À l’horizon 2034, les États-Unis se préparent à un bouleversement démographique sans précédent, avec environ 20 % de la population âgée de plus de 65 ans. Pour la première fois dans l’histoire du pays, on prévoit qu’il y aura plus de personnes âgées que d’enfants, et un taux de dépendance des personnes âgées dépassant 0,35, ce qui signifie qu’il y aura plus d’une personne âgée pour trois adultes en activité.
L’ampleur de ces transformations et leurs conséquences sont difficiles à appréhender, mais l’urgence est incontestable, notamment pour les professionnels de la santé et les aidants informels soutenant leurs proches. Les défis associés à ces changements sont nombreux et compromettent déjà les infrastructures sanitaires, financières et sociales existantes.
Le système de santé, en particulier, subit une pression de plus en plus forte en raison d’un déséquilibre alarmant entre l’offre et la demande de personnel médical. Une pénurie nationale de médecins de premier recours, avec des estimations variant de 20 000 à 40 000 médecins d’ici 2036, est à prévoir. Par ailleurs, pour répondre aux besoins des communautés mal desservies, 200 000 médecins supplémentaires auraient été nécessaires dès 2021 pour fournir des soins de qualité. Ces tensions sont exacerbées par un modèle de financement de la santé conçu pour des populations vieillissantes beaucoup plus restreintes.
En outre, la solvabilité des systèmes de retraite sera mise à rude épreuve. Alors que l’âge de la retraite à taux plein se situe entre 65 et 67 ans, des individus pourraient vivre plusieurs décennies au-delà de cette limite, avec des prévisions d’une significative augmentation de l’espérance de vie. Cette dynamique pourrait générer des ressentiments intergénérationnels, les jeunes adultes se sentant contraints de subventionner les précédentes générations à leurs propres dépens.
Les aidants informels, composés principalement de familles et d’amis, ressentent également un poids croissant dans l’équilibre entre leurs responsabilités et leur vie personnelle.

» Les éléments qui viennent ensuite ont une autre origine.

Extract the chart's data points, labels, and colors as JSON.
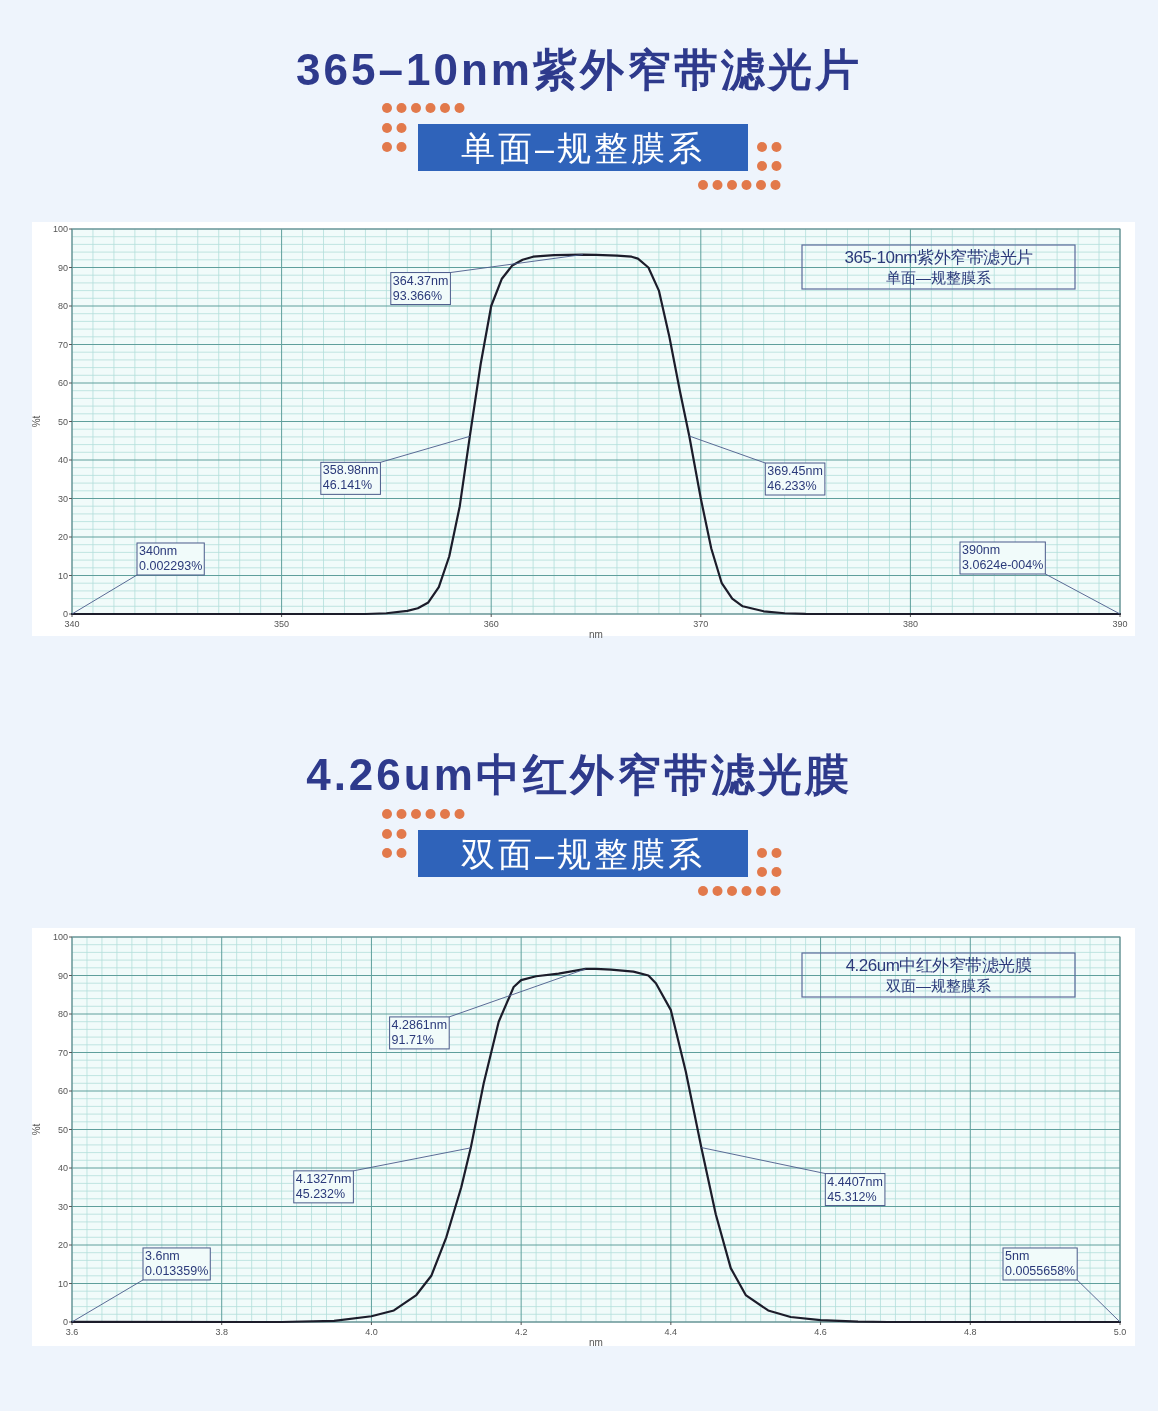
{
  "chart_data": [
    {
      "type": "line",
      "title": "365–10nm紫外窄带滤光片",
      "subtitle": "单面–规整膜系",
      "xlabel": "nm",
      "ylabel": "%t",
      "xlim": [
        340,
        390
      ],
      "xticks": [
        340,
        {
          "value": 341,
          "label": null
        },
        {
          "value": 342,
          "label": null
        },
        {
          "value": 343,
          "label": null
        },
        {
          "value": 344,
          "label": null
        },
        {
          "value": 345,
          "label": null
        },
        {
          "value": 346,
          "label": null
        },
        {
          "value": 347,
          "label": null
        },
        {
          "value": 348,
          "label": null
        },
        {
          "value": 349,
          "label": null
        },
        350,
        {
          "value": 351,
          "label": null
        },
        {
          "value": 352,
          "label": null
        },
        {
          "value": 353,
          "label": null
        },
        {
          "value": 354,
          "label": null
        },
        {
          "value": 355,
          "label": null
        },
        {
          "value": 356,
          "label": null
        },
        {
          "value": 357,
          "label": null
        },
        {
          "value": 358,
          "label": null
        },
        {
          "value": 359,
          "label": null
        },
        360,
        {
          "value": 361,
          "label": null
        },
        {
          "value": 362,
          "label": null
        },
        {
          "value": 363,
          "label": null
        },
        {
          "value": 364,
          "label": null
        },
        {
          "value": 365,
          "label": null
        },
        {
          "value": 366,
          "label": null
        },
        {
          "value": 367,
          "label": null
        },
        {
          "value": 368,
          "label": null
        },
        {
          "value": 369,
          "label": null
        },
        370,
        {
          "value": 371,
          "label": null
        },
        {
          "value": 372,
          "label": null
        },
        {
          "value": 373,
          "label": null
        },
        {
          "value": 374,
          "label": null
        },
        {
          "value": 375,
          "label": null
        },
        {
          "value": 376,
          "label": null
        },
        {
          "value": 377,
          "label": null
        },
        {
          "value": 378,
          "label": null
        },
        {
          "value": 379,
          "label": null
        },
        380,
        {
          "value": 381,
          "label": null
        },
        {
          "value": 382,
          "label": null
        },
        {
          "value": 383,
          "label": null
        },
        {
          "value": 384,
          "label": null
        },
        {
          "value": 385,
          "label": null
        },
        {
          "value": 386,
          "label": null
        },
        {
          "value": 387,
          "label": null
        },
        {
          "value": 388,
          "label": null
        },
        {
          "value": 389,
          "label": null
        },
        390
      ],
      "ylim": [
        0,
        100
      ],
      "yticks": [
        0,
        {
          "value": 2,
          "label": null
        },
        {
          "value": 4,
          "label": null
        },
        {
          "value": 6,
          "label": null
        },
        {
          "value": 8,
          "label": null
        },
        10,
        {
          "value": 12,
          "label": null
        },
        {
          "value": 14,
          "label": null
        },
        {
          "value": 16,
          "label": null
        },
        {
          "value": 18,
          "label": null
        },
        20,
        {
          "value": 22,
          "label": null
        },
        {
          "value": 24,
          "label": null
        },
        {
          "value": 26,
          "label": null
        },
        {
          "value": 28,
          "label": null
        },
        30,
        {
          "value": 32,
          "label": null
        },
        {
          "value": 34,
          "label": null
        },
        {
          "value": 36,
          "label": null
        },
        {
          "value": 38,
          "label": null
        },
        40,
        {
          "value": 42,
          "label": null
        },
        {
          "value": 44,
          "label": null
        },
        {
          "value": 46,
          "label": null
        },
        {
          "value": 48,
          "label": null
        },
        50,
        {
          "value": 52,
          "label": null
        },
        {
          "value": 54,
          "label": null
        },
        {
          "value": 56,
          "label": null
        },
        {
          "value": 58,
          "label": null
        },
        60,
        {
          "value": 62,
          "label": null
        },
        {
          "value": 64,
          "label": null
        },
        {
          "value": 66,
          "label": null
        },
        {
          "value": 68,
          "label": null
        },
        70,
        {
          "value": 72,
          "label": null
        },
        {
          "value": 74,
          "label": null
        },
        {
          "value": 76,
          "label": null
        },
        {
          "value": 78,
          "label": null
        },
        80,
        {
          "value": 82,
          "label": null
        },
        {
          "value": 84,
          "label": null
        },
        {
          "value": 86,
          "label": null
        },
        {
          "value": 88,
          "label": null
        },
        90,
        {
          "value": 92,
          "label": null
        },
        {
          "value": 94,
          "label": null
        },
        {
          "value": 96,
          "label": null
        },
        {
          "value": 98,
          "label": null
        },
        100
      ],
      "grid": true,
      "series": [
        {
          "color": "#1c1c2a",
          "x": [
            340,
            345,
            350,
            354,
            355,
            356,
            356.5,
            357,
            357.5,
            358,
            358.5,
            358.98,
            359.5,
            360,
            360.5,
            361,
            361.5,
            362,
            363,
            364.37,
            365,
            366,
            366.7,
            367,
            367.5,
            368,
            368.5,
            369,
            369.45,
            370,
            370.5,
            371,
            371.5,
            372,
            373,
            374,
            375,
            380,
            385.7,
            390
          ],
          "values": [
            0.002293,
            0,
            0,
            0,
            0.2,
            0.8,
            1.5,
            3,
            7,
            15,
            28,
            46.141,
            65,
            80,
            87,
            90.5,
            92,
            92.8,
            93.2,
            93.366,
            93.3,
            93.1,
            92.8,
            92.3,
            90,
            84,
            72,
            58,
            46.233,
            30,
            17,
            8,
            4,
            2,
            0.7,
            0.2,
            0.05,
            0,
            0,
            0.00030624
          ]
        }
      ],
      "annotations": [
        {
          "text": "340nm\n0.002293%",
          "x": 340,
          "y": 0.002293
        },
        {
          "text": "358.98nm\n46.141%",
          "x": 358.98,
          "y": 46.141
        },
        {
          "text": "364.37nm\n93.366%",
          "x": 364.37,
          "y": 93.366
        },
        {
          "text": "369.45nm\n46.233%",
          "x": 369.45,
          "y": 46.233
        },
        {
          "text": "390nm\n3.0624e-004%",
          "x": 390,
          "y": 0.00030624
        },
        "365-10nm紫外窄带滤光片",
        "单面—规整膜系"
      ]
    },
    {
      "type": "line",
      "title": "4.26um中红外窄带滤光膜",
      "subtitle": "双面–规整膜系",
      "xlabel": "nm",
      "ylabel": "%t",
      "xlim": [
        3.6,
        5.0
      ],
      "xticks": [
        {
          "value": 3.6,
          "label": "3.6"
        },
        {
          "value": 3.62,
          "label": null
        },
        {
          "value": 3.64,
          "label": null
        },
        {
          "value": 3.66,
          "label": null
        },
        {
          "value": 3.68,
          "label": null
        },
        {
          "value": 3.7,
          "label": null
        },
        {
          "value": 3.72,
          "label": null
        },
        {
          "value": 3.74,
          "label": null
        },
        {
          "value": 3.76,
          "label": null
        },
        {
          "value": 3.78,
          "label": null
        },
        {
          "value": 3.8,
          "label": "3.8"
        },
        {
          "value": 3.82,
          "label": null
        },
        {
          "value": 3.84,
          "label": null
        },
        {
          "value": 3.86,
          "label": null
        },
        {
          "value": 3.88,
          "label": null
        },
        {
          "value": 3.9,
          "label": null
        },
        {
          "value": 3.92,
          "label": null
        },
        {
          "value": 3.94,
          "label": null
        },
        {
          "value": 3.96,
          "label": null
        },
        {
          "value": 3.98,
          "label": null
        },
        {
          "value": 4.0,
          "label": "4.0"
        },
        {
          "value": 4.02,
          "label": null
        },
        {
          "value": 4.04,
          "label": null
        },
        {
          "value": 4.06,
          "label": null
        },
        {
          "value": 4.08,
          "label": null
        },
        {
          "value": 4.1,
          "label": null
        },
        {
          "value": 4.12,
          "label": null
        },
        {
          "value": 4.14,
          "label": null
        },
        {
          "value": 4.16,
          "label": null
        },
        {
          "value": 4.18,
          "label": null
        },
        {
          "value": 4.2,
          "label": "4.2"
        },
        {
          "value": 4.22,
          "label": null
        },
        {
          "value": 4.24,
          "label": null
        },
        {
          "value": 4.26,
          "label": null
        },
        {
          "value": 4.28,
          "label": null
        },
        {
          "value": 4.3,
          "label": null
        },
        {
          "value": 4.32,
          "label": null
        },
        {
          "value": 4.34,
          "label": null
        },
        {
          "value": 4.36,
          "label": null
        },
        {
          "value": 4.38,
          "label": null
        },
        {
          "value": 4.4,
          "label": "4.4"
        },
        {
          "value": 4.42,
          "label": null
        },
        {
          "value": 4.44,
          "label": null
        },
        {
          "value": 4.46,
          "label": null
        },
        {
          "value": 4.48,
          "label": null
        },
        {
          "value": 4.5,
          "label": null
        },
        {
          "value": 4.52,
          "label": null
        },
        {
          "value": 4.54,
          "label": null
        },
        {
          "value": 4.56,
          "label": null
        },
        {
          "value": 4.58,
          "label": null
        },
        {
          "value": 4.6,
          "label": "4.6"
        },
        {
          "value": 4.62,
          "label": null
        },
        {
          "value": 4.64,
          "label": null
        },
        {
          "value": 4.66,
          "label": null
        },
        {
          "value": 4.68,
          "label": null
        },
        {
          "value": 4.7,
          "label": null
        },
        {
          "value": 4.72,
          "label": null
        },
        {
          "value": 4.74,
          "label": null
        },
        {
          "value": 4.76,
          "label": null
        },
        {
          "value": 4.78,
          "label": null
        },
        {
          "value": 4.8,
          "label": "4.8"
        },
        {
          "value": 4.82,
          "label": null
        },
        {
          "value": 4.84,
          "label": null
        },
        {
          "value": 4.86,
          "label": null
        },
        {
          "value": 4.88,
          "label": null
        },
        {
          "value": 4.9,
          "label": null
        },
        {
          "value": 4.92,
          "label": null
        },
        {
          "value": 4.94,
          "label": null
        },
        {
          "value": 4.96,
          "label": null
        },
        {
          "value": 4.98,
          "label": null
        },
        {
          "value": 5.0,
          "label": "5.0"
        }
      ],
      "ylim": [
        0,
        100
      ],
      "yticks": [
        0,
        {
          "value": 2,
          "label": null
        },
        {
          "value": 4,
          "label": null
        },
        {
          "value": 6,
          "label": null
        },
        {
          "value": 8,
          "label": null
        },
        10,
        {
          "value": 12,
          "label": null
        },
        {
          "value": 14,
          "label": null
        },
        {
          "value": 16,
          "label": null
        },
        {
          "value": 18,
          "label": null
        },
        20,
        {
          "value": 22,
          "label": null
        },
        {
          "value": 24,
          "label": null
        },
        {
          "value": 26,
          "label": null
        },
        {
          "value": 28,
          "label": null
        },
        30,
        {
          "value": 32,
          "label": null
        },
        {
          "value": 34,
          "label": null
        },
        {
          "value": 36,
          "label": null
        },
        {
          "value": 38,
          "label": null
        },
        40,
        {
          "value": 42,
          "label": null
        },
        {
          "value": 44,
          "label": null
        },
        {
          "value": 46,
          "label": null
        },
        {
          "value": 48,
          "label": null
        },
        50,
        {
          "value": 52,
          "label": null
        },
        {
          "value": 54,
          "label": null
        },
        {
          "value": 56,
          "label": null
        },
        {
          "value": 58,
          "label": null
        },
        60,
        {
          "value": 62,
          "label": null
        },
        {
          "value": 64,
          "label": null
        },
        {
          "value": 66,
          "label": null
        },
        {
          "value": 68,
          "label": null
        },
        70,
        {
          "value": 72,
          "label": null
        },
        {
          "value": 74,
          "label": null
        },
        {
          "value": 76,
          "label": null
        },
        {
          "value": 78,
          "label": null
        },
        80,
        {
          "value": 82,
          "label": null
        },
        {
          "value": 84,
          "label": null
        },
        {
          "value": 86,
          "label": null
        },
        {
          "value": 88,
          "label": null
        },
        90,
        {
          "value": 92,
          "label": null
        },
        {
          "value": 94,
          "label": null
        },
        {
          "value": 96,
          "label": null
        },
        {
          "value": 98,
          "label": null
        },
        100
      ],
      "grid": true,
      "series": [
        {
          "color": "#1c1c2a",
          "x": [
            3.6,
            3.88,
            3.95,
            4.0,
            4.03,
            4.06,
            4.08,
            4.1,
            4.12,
            4.1327,
            4.15,
            4.17,
            4.19,
            4.2,
            4.22,
            4.25,
            4.2861,
            4.3,
            4.32,
            4.35,
            4.37,
            4.38,
            4.4,
            4.42,
            4.4407,
            4.46,
            4.48,
            4.5,
            4.53,
            4.56,
            4.6,
            4.65,
            4.69,
            5.0
          ],
          "values": [
            0.013359,
            0,
            0.3,
            1.5,
            3,
            7,
            12,
            22,
            35,
            45.232,
            62,
            78,
            87,
            88.8,
            89.8,
            90.5,
            91.71,
            91.7,
            91.5,
            91,
            90,
            88,
            81,
            65,
            45.312,
            28,
            14,
            7,
            3,
            1.3,
            0.5,
            0.1,
            0,
            0.0055658
          ]
        }
      ],
      "annotations": [
        {
          "text": "3.6nm\n0.013359%",
          "x": 3.6,
          "y": 0.013359
        },
        {
          "text": "4.1327nm\n45.232%",
          "x": 4.1327,
          "y": 45.232
        },
        {
          "text": "4.2861nm\n91.71%",
          "x": 4.2861,
          "y": 91.71
        },
        {
          "text": "4.4407nm\n45.312%",
          "x": 4.4407,
          "y": 45.312
        },
        {
          "text": "5nm\n0.0055658%",
          "x": 5,
          "y": 0.0055658
        },
        "4.26um中红外窄带滤光膜",
        "双面—规整膜系"
      ]
    }
  ]
}
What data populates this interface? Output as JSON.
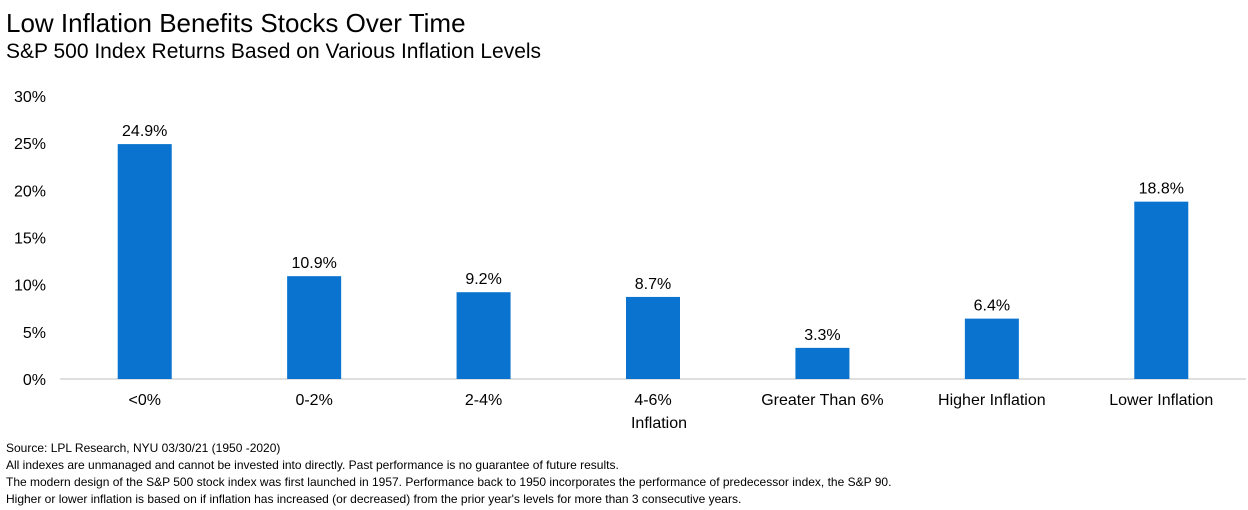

Les défis incluent des pertes de revenus, des difficultés financières et une détérioration de leur santé physique et mentale. Avec plus de 6 millions d’Américains vivant avec une forme de démence, ce chiffre pourrait atteindre 8 millions d’ici le milieu des années 2030, représentant ainsi plus de 2 % de la population totale des États-Unis.
Face à ces enjeux, des solutions systémiques concertées doivent être déployées, impliquant la collaboration entre le secteur public, privé et à but non lucratif. Maximiser l’indépendance et la capacité fonctionnelle des personnes âgées sera essentiel pour conserver leur engagement dans la société et réduire leurs besoins en soins.
Alors que la longévité s’accroît grâce aux avancées biomédicales et technologiques, il est crucial de concentrer les efforts non seulement sur la prolongation de la vie, mais également sur l’amélioration de la durée de vie saine. Pour cela, il faudra adopter des approches créatives destinées à prévenir et mitiger les déclins fonctionnels associés au vieillissement.
La technologie, en tant qu’outil stratégique, devra être mobilisée pour prévenir, diagnostiquer et traiter les maladies précocement, tout en allégeant le fardeau des soins à domicile. Il est impératif de repenser les environnements physiques et de soutenir l’autonomie des personnes âgées, même face aux défis cognitifs.
À mesure que la société évolue, il est primordial de se déplacer vers un modèle d’abondance qui valorise les capacités individuelles. La technologie doit compléter, et non remplacer, les attaches humaines fondamentales qui sous-tendent notre tissu social. Le chemin à parcourir reste semé d’embûches, mais une planification réfléchie et une approche intégrée pourraient ouvrir la voie à un avenir plus indépendant et respectueux des personnes âgées.